Building Children's Online Resilience
In 2014, Parent Zone was asked to work with Dr Andrew Przybylski and the Oxford Internet Institute by Virgin Media to examine the important area of building children's online resilience.
The result of that collaboration was A Shared Responsibility: Building Children's Online Resilience. The research explored how children and young people can be encouraged to become resilient users of the internet, giving them the tools to be able to act positively when meeting the sometimes stressful challenges of the online world.
The study found that good, supportive parenting paid a key role in helping children learn how to cope in the digital age. The development of digital skills and the ability to allow children to take risks and develop strategies in the online world, just as they would in the offline world, were seen as key in building resilience in the young.
‘Children who felt their parents showed them unconditional love and support, were involved in their lives and respected their choices and opinions are most likely to be resilient online, and thus more likely to benefit from positive outcomes online,’ the report concludes.
‘While parenting strategies of restriction and monitoring may be useful in directly shielding young people from potential harms, they were seen to have the unintended negative consequence of undermining children’s resilience and constructive engagement online.

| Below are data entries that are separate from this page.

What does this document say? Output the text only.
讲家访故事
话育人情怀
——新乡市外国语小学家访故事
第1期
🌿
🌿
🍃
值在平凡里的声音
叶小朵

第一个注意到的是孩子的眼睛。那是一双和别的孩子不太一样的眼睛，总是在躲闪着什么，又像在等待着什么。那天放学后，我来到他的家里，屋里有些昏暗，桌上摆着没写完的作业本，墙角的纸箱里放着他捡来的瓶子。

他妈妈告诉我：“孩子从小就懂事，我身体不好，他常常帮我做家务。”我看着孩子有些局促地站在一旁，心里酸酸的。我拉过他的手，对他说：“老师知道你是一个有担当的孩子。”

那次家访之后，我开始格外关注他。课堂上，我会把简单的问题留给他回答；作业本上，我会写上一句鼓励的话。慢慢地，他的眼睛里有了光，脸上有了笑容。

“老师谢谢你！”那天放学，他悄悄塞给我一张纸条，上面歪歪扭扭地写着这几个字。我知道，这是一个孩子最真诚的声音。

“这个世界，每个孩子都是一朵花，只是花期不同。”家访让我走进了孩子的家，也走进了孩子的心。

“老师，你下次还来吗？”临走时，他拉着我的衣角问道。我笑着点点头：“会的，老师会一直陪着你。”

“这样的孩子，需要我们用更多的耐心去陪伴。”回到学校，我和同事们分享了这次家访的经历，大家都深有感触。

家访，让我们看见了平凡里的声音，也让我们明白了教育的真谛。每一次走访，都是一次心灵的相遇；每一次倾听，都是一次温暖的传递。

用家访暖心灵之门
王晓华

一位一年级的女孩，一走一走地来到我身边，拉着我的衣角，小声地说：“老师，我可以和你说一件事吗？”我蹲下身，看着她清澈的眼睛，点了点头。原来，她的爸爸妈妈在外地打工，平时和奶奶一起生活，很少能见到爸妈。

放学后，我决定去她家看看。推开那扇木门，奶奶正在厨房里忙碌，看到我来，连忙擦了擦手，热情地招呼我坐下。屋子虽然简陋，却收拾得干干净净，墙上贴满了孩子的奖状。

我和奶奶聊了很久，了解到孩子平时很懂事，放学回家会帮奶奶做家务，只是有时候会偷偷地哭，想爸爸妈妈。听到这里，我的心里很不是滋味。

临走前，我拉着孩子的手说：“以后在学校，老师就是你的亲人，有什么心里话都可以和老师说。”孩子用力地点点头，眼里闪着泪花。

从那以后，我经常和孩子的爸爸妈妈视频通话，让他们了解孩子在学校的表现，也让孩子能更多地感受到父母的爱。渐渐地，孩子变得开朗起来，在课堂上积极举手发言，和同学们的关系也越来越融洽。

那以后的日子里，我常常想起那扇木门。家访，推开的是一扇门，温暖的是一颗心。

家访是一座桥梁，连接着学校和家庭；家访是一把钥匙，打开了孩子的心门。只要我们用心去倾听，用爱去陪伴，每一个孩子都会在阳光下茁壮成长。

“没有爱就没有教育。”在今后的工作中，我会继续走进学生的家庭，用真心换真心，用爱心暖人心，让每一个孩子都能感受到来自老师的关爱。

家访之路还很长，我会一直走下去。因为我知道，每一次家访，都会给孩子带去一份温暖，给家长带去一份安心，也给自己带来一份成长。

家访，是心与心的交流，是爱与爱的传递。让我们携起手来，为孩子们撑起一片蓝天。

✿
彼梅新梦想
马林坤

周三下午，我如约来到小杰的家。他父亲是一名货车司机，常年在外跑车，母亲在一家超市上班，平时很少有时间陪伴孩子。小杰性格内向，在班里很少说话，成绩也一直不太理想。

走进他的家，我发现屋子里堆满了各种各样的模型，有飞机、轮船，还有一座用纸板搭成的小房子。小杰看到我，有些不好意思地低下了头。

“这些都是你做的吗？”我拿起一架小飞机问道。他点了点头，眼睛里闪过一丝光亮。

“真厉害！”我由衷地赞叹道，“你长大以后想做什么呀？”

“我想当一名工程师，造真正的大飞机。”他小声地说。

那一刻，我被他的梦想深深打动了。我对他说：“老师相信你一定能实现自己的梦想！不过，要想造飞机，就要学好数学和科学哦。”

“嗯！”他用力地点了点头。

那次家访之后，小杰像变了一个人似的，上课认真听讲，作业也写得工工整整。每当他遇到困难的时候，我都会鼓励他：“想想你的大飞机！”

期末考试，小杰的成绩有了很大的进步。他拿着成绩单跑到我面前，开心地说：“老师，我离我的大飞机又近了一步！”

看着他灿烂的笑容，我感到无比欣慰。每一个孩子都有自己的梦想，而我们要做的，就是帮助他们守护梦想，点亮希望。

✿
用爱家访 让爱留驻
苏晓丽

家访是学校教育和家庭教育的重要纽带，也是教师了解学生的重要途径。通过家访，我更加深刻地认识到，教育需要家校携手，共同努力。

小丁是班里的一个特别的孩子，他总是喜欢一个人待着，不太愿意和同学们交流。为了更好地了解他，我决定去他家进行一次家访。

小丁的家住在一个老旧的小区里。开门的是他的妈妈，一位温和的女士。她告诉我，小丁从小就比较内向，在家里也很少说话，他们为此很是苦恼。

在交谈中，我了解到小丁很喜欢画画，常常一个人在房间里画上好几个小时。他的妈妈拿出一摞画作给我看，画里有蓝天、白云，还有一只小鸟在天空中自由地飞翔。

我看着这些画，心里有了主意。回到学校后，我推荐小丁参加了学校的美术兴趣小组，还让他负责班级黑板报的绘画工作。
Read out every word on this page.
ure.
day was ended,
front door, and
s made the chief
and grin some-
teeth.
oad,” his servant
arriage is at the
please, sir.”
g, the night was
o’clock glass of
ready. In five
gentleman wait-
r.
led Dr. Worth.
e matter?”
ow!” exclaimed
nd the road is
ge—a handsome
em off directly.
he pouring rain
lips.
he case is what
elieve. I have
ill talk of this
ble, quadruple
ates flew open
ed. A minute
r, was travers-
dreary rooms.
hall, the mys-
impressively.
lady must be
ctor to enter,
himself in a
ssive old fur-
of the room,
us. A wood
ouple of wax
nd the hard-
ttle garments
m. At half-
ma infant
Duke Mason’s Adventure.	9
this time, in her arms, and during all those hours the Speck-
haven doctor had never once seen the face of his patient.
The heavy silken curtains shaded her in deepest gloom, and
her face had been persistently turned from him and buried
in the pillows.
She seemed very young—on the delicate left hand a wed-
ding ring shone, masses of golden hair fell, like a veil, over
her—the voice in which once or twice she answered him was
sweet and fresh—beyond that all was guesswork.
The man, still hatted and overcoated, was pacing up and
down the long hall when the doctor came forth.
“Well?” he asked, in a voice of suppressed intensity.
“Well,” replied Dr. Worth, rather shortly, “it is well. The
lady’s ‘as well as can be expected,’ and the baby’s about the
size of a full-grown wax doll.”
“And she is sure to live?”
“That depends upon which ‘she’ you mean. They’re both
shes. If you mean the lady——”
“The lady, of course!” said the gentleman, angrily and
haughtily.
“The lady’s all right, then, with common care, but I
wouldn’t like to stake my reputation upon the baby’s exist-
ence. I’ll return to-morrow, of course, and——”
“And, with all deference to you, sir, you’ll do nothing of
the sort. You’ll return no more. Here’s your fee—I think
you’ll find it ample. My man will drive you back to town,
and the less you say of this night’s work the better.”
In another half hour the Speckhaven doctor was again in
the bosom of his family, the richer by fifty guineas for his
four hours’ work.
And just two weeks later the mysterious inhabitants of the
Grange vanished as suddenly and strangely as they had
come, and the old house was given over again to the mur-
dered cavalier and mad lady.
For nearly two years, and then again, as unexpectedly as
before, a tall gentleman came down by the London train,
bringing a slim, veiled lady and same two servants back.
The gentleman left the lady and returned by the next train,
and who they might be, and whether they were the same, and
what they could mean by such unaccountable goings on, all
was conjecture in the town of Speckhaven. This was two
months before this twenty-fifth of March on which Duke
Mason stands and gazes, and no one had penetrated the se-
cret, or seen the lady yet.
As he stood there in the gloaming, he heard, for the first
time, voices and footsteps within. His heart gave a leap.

‘Our findings also suggested that building young people’s digital skills could have unexpected yet positive effects on fostering their resilience and constructive engagement online. Equally, we saw that young people who believed that the internet and digital technology benefit society were more likely to be resilient self-regulators online. This necessitates that we, as a society, shift away from a singular focus on potential online risks and harm to one where we also recognise.’